Dalla Seconda guerra mondiale in poi, nel nostro Paese abbiamo assistito a un progressivo abbandono delle campagne e a un cambio nell’uso del suolo, che ha portato la vegetazione a espandersi. Tra il 1990 e il 2018 i boschi italiani hanno guadagnato oltre un milione di ettari. Tuttavia, dal 1980 al 2018 gli incendi boschivi hanno interessato 4.061.988 ettari: una media annua di 106.894 ettari, equivalenti a quasi 150 mila campi da calcio o all’estensione all’incirca del comune di Roma. Questo significa che il nostro patrimonio forestale è in crescita come superficie totale, ma è gravemente minacciato da incendi sempre più frequenti e severi.

In sintesi dal rapporto emerge che in Italia:
• Le principali cause all’origine dei Grandi Incendi Forestali e di incendi estremi sono da rintracciare nei cambiamenti climatici, l’omogeneità dei boschi, il progressivo abbandono di aree agricole e pascolive, la mancanza di gestione del territorio e un approccio che si concentra principalmente sulla gestione dell’emergenza incendi piuttosto che sul loro governo e prevenzione.

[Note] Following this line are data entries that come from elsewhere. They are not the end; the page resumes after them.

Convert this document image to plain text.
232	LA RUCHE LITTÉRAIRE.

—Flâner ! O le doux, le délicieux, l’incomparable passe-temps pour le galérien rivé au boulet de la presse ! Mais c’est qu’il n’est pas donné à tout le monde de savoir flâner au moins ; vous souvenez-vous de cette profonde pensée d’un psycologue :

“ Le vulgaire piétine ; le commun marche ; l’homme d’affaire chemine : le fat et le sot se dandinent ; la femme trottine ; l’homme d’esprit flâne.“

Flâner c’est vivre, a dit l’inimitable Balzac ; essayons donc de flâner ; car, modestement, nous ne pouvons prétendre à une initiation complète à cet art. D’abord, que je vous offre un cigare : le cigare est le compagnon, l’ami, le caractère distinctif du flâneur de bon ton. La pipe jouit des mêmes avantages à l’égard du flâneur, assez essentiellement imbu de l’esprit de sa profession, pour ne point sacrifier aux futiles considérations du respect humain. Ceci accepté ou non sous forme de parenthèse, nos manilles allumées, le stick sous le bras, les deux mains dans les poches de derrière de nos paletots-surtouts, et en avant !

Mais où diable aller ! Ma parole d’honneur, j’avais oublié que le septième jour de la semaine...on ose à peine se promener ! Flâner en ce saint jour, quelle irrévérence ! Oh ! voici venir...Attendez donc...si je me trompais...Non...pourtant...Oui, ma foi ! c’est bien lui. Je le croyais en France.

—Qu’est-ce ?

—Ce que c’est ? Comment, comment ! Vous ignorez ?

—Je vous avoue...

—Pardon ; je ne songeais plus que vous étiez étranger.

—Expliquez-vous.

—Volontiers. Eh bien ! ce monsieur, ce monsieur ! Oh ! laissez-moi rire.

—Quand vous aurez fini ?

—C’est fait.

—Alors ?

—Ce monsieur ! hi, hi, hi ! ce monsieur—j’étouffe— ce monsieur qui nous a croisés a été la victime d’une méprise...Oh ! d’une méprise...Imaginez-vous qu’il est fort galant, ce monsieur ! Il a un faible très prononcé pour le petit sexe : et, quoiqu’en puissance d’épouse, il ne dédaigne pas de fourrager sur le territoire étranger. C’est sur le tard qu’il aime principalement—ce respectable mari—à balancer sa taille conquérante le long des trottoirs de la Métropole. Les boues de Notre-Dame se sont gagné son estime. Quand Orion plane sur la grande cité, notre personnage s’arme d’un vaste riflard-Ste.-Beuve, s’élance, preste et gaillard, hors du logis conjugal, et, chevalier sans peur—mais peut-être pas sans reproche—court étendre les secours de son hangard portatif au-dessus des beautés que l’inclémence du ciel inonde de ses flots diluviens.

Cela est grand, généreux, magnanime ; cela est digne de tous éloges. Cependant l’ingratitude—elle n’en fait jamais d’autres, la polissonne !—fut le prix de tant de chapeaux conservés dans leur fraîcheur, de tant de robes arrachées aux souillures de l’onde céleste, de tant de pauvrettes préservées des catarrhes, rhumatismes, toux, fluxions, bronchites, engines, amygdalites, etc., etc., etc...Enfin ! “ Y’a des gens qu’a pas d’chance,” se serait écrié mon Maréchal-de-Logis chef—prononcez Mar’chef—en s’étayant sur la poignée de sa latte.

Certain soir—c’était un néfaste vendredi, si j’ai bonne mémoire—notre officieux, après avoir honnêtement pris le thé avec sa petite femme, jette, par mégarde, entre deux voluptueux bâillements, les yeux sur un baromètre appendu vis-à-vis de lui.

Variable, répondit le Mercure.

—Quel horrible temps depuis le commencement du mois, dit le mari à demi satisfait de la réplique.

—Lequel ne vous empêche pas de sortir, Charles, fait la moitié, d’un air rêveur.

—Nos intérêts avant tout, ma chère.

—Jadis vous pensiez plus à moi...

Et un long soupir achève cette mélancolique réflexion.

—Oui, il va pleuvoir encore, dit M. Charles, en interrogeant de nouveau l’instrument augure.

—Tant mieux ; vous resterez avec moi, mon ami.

• È in atto un graduale ma inesorabile cambiamento del regime degli incendi verso un aumento di Grandi Incendi Forestali, sempre più difficili da estinguere a causa delle condizioni meteorologiche estreme e l’accumulo di biomassa. Con i cambiamenti climatici previsti, si confermerà l’aumento della frequenza di condizioni meteorologiche estreme predisponenti gli incendi.
• A causa dell’abbandono delle pratiche agricole e pastorali e della ridotta manutenzione ordinaria, le aree di confine tra bosco e aree urbanizzate sono particolarmente soggette a incendi di facile innesco e propagazione che, come osservato in altri Paesi europei, possono rappresentare una grave minaccia all’incolumità pubblica.
• La prevenzione attiva attraverso la gestione forestale sostenibile – e non tanto la guerra aperta a ogni focolaio d’incendio – rappresenta il più efficace strumento di lotta antincendio.
• Non si effettua da molto tempo un’analisi sistematica delle cause di incendio.

Oltre le cause poi lo studio fa emergere alcune raccomandazioni e proposte:
1. Agire sulle cause dei cambiamenti climatici per ridurne gli impatti, con politiche che accelerino la transizione energetica dai combustibili fossili alle energie rinnovabili, combattano la deforestazione e attraverso politiche improntate alla gestione sostenibile delle foreste e al governo integrato degli incendi.
2. Aumentare la resistenza e la resilienza degli ecosistemi, mitigando il rischio incendi attraverso la selvicoltura preventiva e tenendo conto degli scenari dovuti al riscaldamento globale.
3. Migliorare il modello di lotta agli incendi, passando da un approccio emergenziale a uno di prevenzione e governo degli incendi.
4. Migliorare il monitoraggio, la modellistica e la ricerca scientifica, attraverso sistemi più completi ed efficaci di raccolta dati, analisi e reportistica.
5. Diminuire i rischi per la popolazione, rafforzare l’educazione e la preparazione delle comunità locali, attraverso attività di sensibilizzazione e informazione e con una migliore progettazione delle strutture abitative a contatto con le zone boschive.